In a world where online poker used to be about human wits and bluffing, a shadowy Russian operation emerged to change the game forever with the Russian Bot Farm with Online Poker Bots. Meet Bot Farm Corporation (BF Corp.) the Siberian braintrust that leveraged AI and game theory to dominate the virtual felt—and now threatens everything the poker world cherishes.


From Dorm Room to Bot Empire


Back in the early 2000s, as poker exploded online, a group of math-savvy students from Omsk—majors in math, physics, and economics—started experimenting with the game using dried pasta as chips and odds lessons from a lecturer. Within a couple of years, nearly 50 students were staying up late, honing poker strategies and teaching one another game theory around their dorm rooms


Bots That Blend In, Bots That Win


They merged with other technical groups and secured outside funding—including from a local real-estate mogul. The operation recruited a poker pro, Petr “Rus” Vlasenko, winner of the 2006 PartyPoker St. Petersburg Open. His mathematical approach to odds became the foundation for the team’s burgeoning bot software. ( Check The Video 2025 )
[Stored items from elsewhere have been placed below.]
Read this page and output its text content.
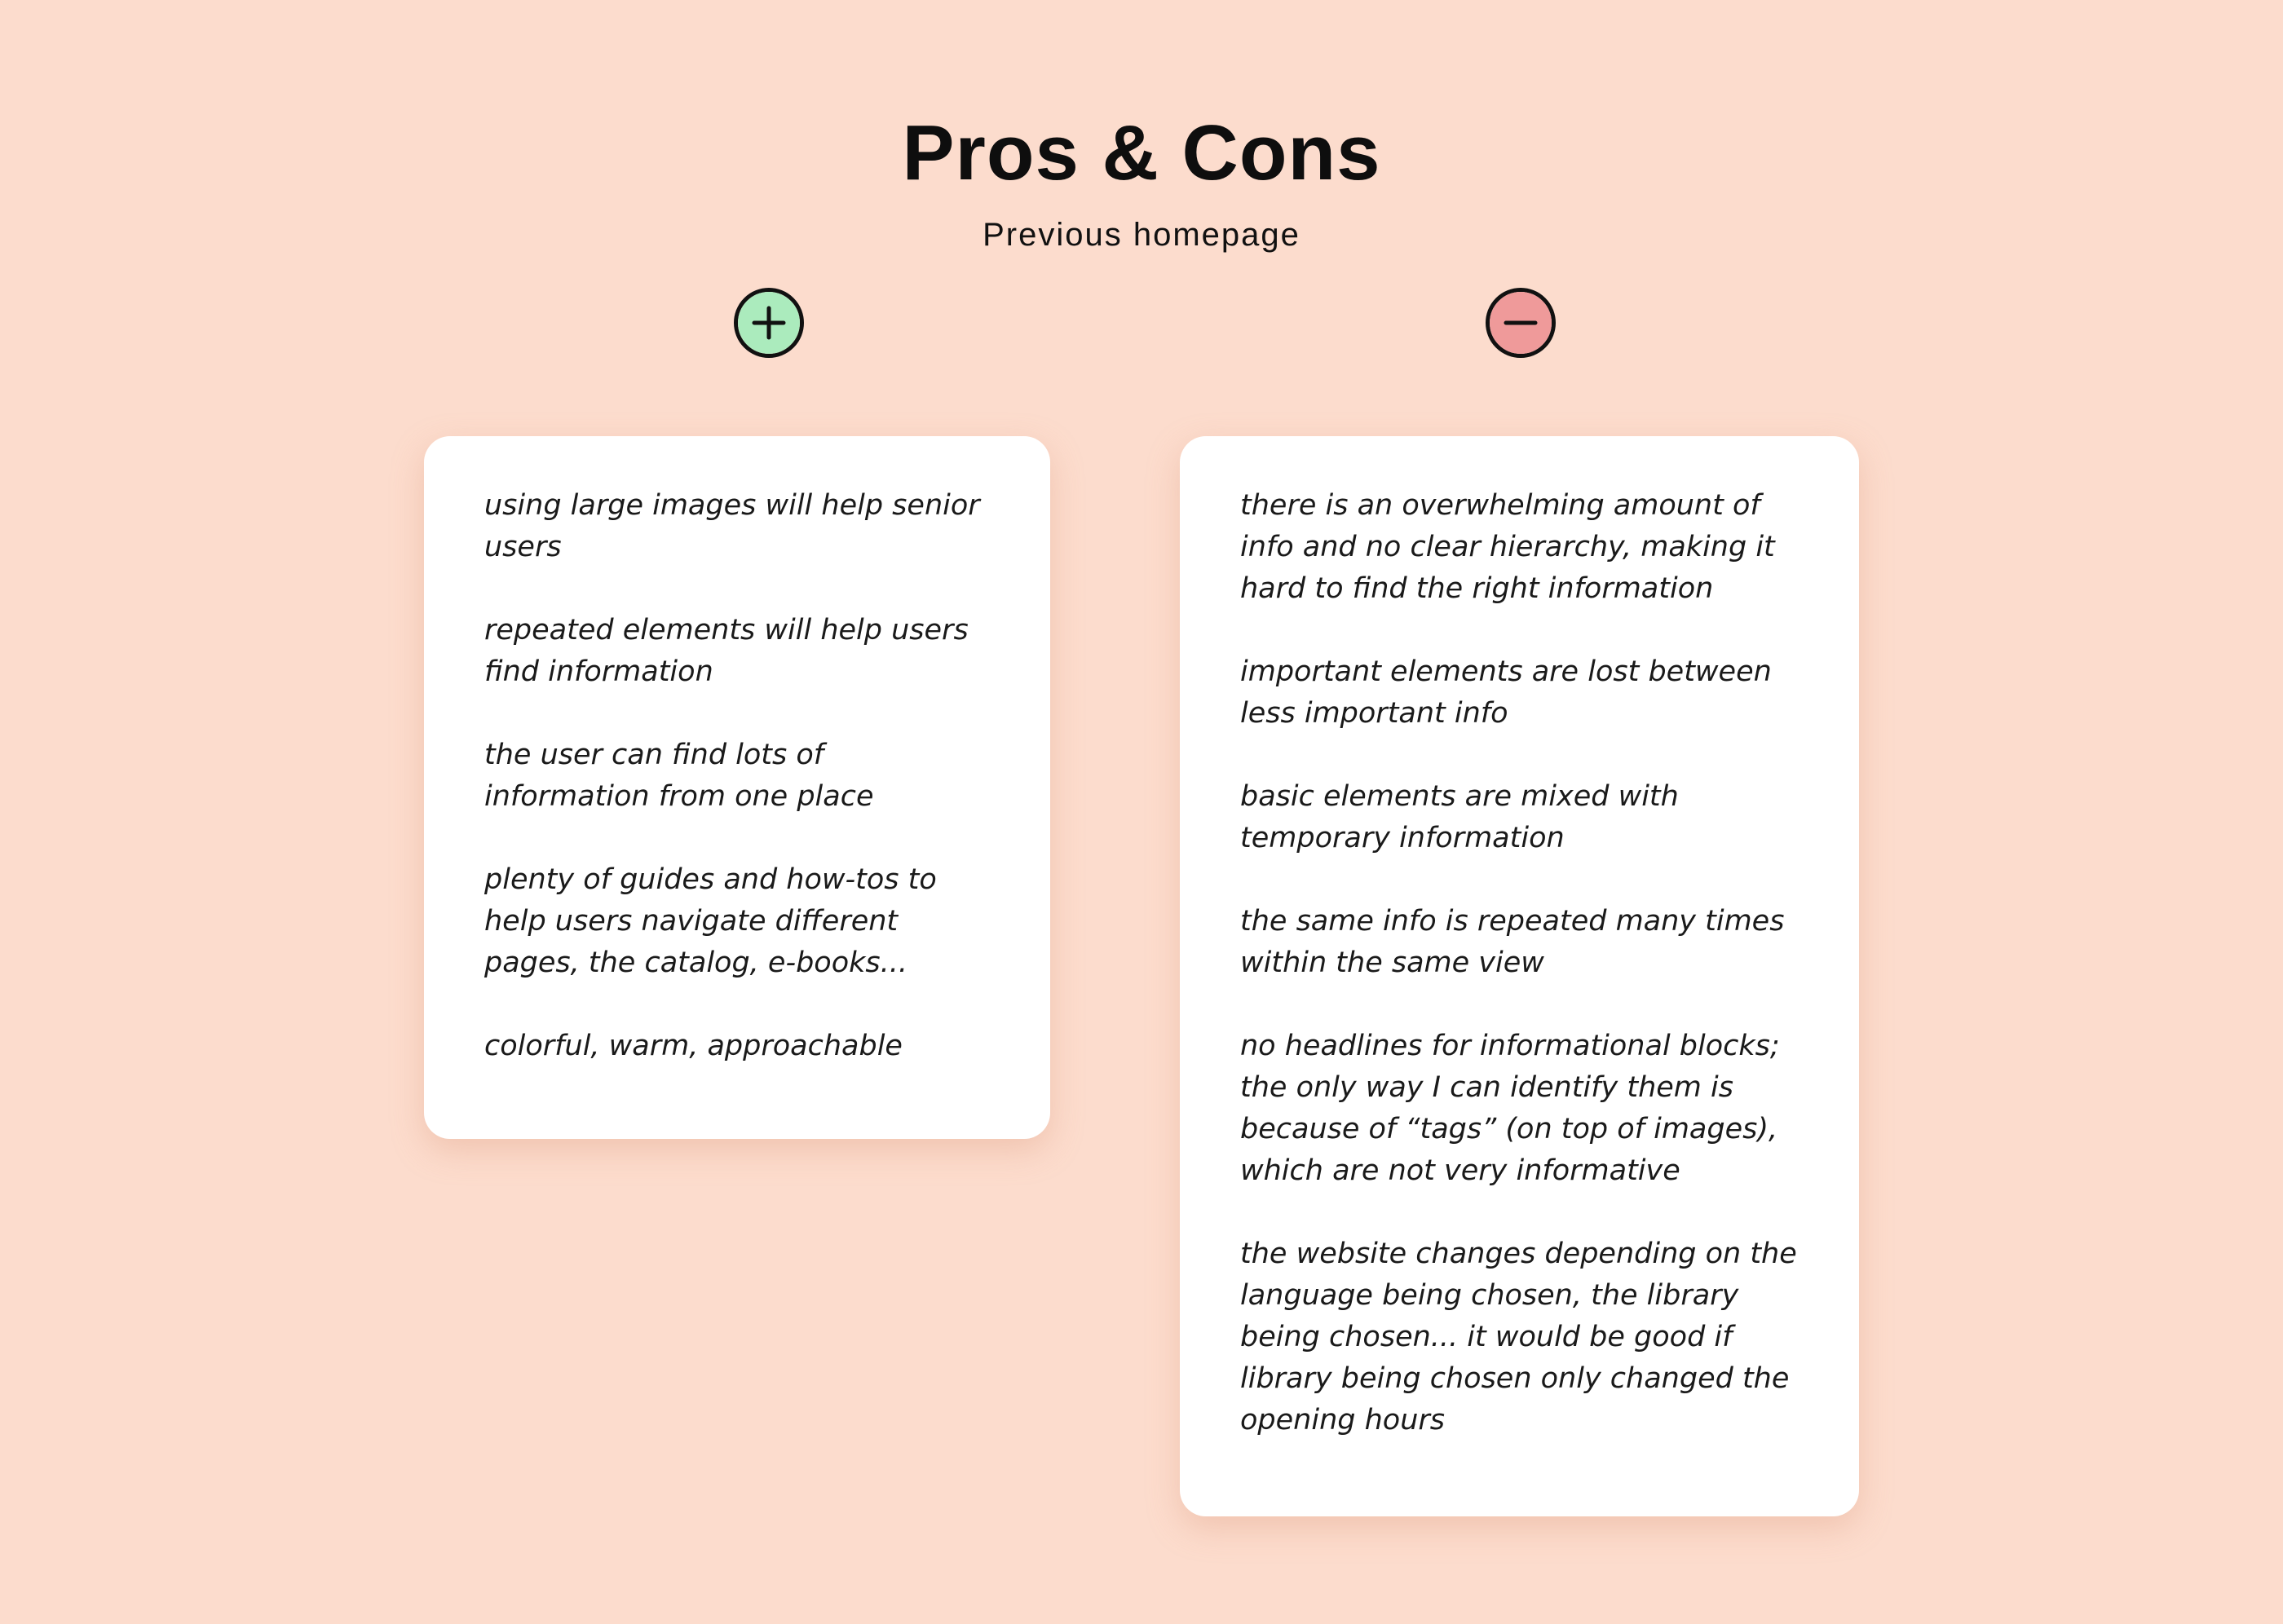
Pros & Cons

Previous homepage

using large images will help senior users
repeated elements will help users find information
the user can find lots of information from one place
plenty of guides and how-tos to help users navigate different pages, the catalog, e-books...
colorful, warm, approachable
there is an overwhelming amount of info and no clear hierarchy, making it hard to find the right information
important elements are lost between less important info
basic elements are mixed with temporary information
the same info is repeated many times within the same view
no headlines for informational blocks; the only way I can identify them is because of “tags” (on top of images), which are not very informative
the website changes depending on the language being chosen, the library being chosen... it would be good if library being chosen only changed the opening hours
Liquidity or Deception? The Rise of Deeplay


BF Corp. later pivoted to serve poker operators themselves. Under the name “Deeplay,” they sold bots designed to populate tables and create “liquidity.” These bots could be tuned to let casual players win just enough to keep playing—boosting site revenue through rake Industry insiders confirmed that some poker platforms might look the other way if bots meant higher engagement and rake. As one executive put it, “You can’t run an online poker business without liquidity”—and bots deliver exactly that


The Gray Zone of Detection


The poker world has long tolerated botting in whispers, but few acknowledged its scale—until this Bloomberg expose. Recognizing bots publicly risks scaring off casual players, the lifeblood of online poker, so many operators remain silent And yet, detecting bots is incredibly challenging. Top platforms deploy integrity teams and sophisticated behavior analysis, but bots adapt fast. Telltale patterns take many hands to detect, and burner accounts vanish as quickly as they appear


A Threat or a Game-Changer?

For purists, bots erode what made poker exciting—the mix of psychology, luck, and the unknown. Chris Moneymaker, whose 2003 WSOP win sparked the poker boom, warned that AI and bots could eventually “kill the whole online poker world” But BF Corp. claims a different aim: to “save” online poker. By offering controlled bot competition, they argue, casual players might enjoy fairer, more consistent experiences .In effect, bots become part of the game’s DNA—like a viral agent woven into its genome


What Every Player Should Know

  • Bots are here, and they’re intelligent. They mimic humans—and win.

  • It’s hard to detect them. Even expert teams need thousands of hands to confirm.

  • Some sites may rely on them for liquidity. Growth and rake sometimes outweigh fairness.

  • The future is murky. Will bots vanish? Get regulated? Become standard? The poker ecosystem is in flux.